Понимаете, почему Леонида ребята не принимали в компании, не ходили с ним в кино, не доверяли ему своих тайн. Отношения с сестрами у него тоже складывались не очень хорошие, мальчик не эпатировал окружающих, не старался привлечь к себе внимание, он просто был честным, и девочки Верещагины немало натерпелись от брата. Фразы: «Ты жутко оделась, нельзя натягивать на толстую попу красную юбку» были, пожалуй, самыми безобидными. Мисси мать один раз после заявления мальчика выдрала до крови. Дочь пришла домой поздно и с уверенностью сказала:
– Ерунда какая‑то в метро приключилась! Свет погас, поезд в тоннеле час стоял.
– Неправда! – заголосил Леонид. – Мама, она в соседнем доме в подъезде с компанией сидела! Я видел в окно! Мисси, врать нехорошо!
А еще Леня с возрастом не переставал болеть. В районной поликлинике его откровенно называли симулянтом, сестры мечтали подловить противного братца, когда тот разогревает градусник, нагоняет температуру. Девочки не верили в хвори Лени, считали его подлецом.

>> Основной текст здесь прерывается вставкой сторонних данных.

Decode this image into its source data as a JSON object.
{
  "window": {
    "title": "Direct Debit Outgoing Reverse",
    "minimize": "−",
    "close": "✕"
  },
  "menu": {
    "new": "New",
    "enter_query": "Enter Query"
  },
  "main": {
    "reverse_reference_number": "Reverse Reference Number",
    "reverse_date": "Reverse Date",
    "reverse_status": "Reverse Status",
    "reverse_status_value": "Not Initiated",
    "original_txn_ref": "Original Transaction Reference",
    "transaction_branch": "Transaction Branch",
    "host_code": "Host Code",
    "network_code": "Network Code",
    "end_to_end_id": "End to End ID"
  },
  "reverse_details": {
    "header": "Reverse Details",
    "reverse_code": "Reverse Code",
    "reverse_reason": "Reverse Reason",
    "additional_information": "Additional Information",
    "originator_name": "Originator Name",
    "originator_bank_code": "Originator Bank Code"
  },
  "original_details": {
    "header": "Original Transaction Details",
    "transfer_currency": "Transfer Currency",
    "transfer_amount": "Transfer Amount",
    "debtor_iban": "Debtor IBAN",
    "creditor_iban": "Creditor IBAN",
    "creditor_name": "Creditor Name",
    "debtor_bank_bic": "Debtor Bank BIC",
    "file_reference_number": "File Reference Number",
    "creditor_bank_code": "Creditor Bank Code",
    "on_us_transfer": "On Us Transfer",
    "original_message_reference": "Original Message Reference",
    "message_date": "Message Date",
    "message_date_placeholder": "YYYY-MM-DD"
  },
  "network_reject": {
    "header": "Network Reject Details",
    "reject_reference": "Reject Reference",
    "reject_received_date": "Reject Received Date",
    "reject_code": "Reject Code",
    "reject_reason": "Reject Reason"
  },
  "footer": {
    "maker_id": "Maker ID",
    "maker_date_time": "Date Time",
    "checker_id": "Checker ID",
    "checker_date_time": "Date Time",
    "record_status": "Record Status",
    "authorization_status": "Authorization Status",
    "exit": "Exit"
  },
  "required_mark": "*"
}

После того как доходы Филиппа резво пошли в гору, жизнь Лени изменилась к лучшему. Мальчика перевели в частный лицей, и в хорошо оборудованном медицинском центре у него обнаружили проблему с почками. Девочки перестали лупить своего братца, после побега Ванессы из дома Алла Константиновна стала любящей матерью. Леня по‑прежнему резал правду‑матку, но теперь он получил официальный статус больного, поэтому члены семьи снисходительно улыбались и говорили:
– Ты наш борец за справедливость.
К сожалению, физическое состояние Лени все ухудшалось, врачи заговорили о трансплантации почки. Филипп Леонидович хотел сделать сыну операцию в Германии, но внезапно столкнулся с проблемой, которую никак не могли решить его деньги. Лене требовалась особенная почка, парень имел совершенно нестандартные параметры.
Алла Константиновна вначале не оценила размер беды.
– Уникальный ты мой, – со смешком сказала она сыну, – отлили тебя и форму разбили!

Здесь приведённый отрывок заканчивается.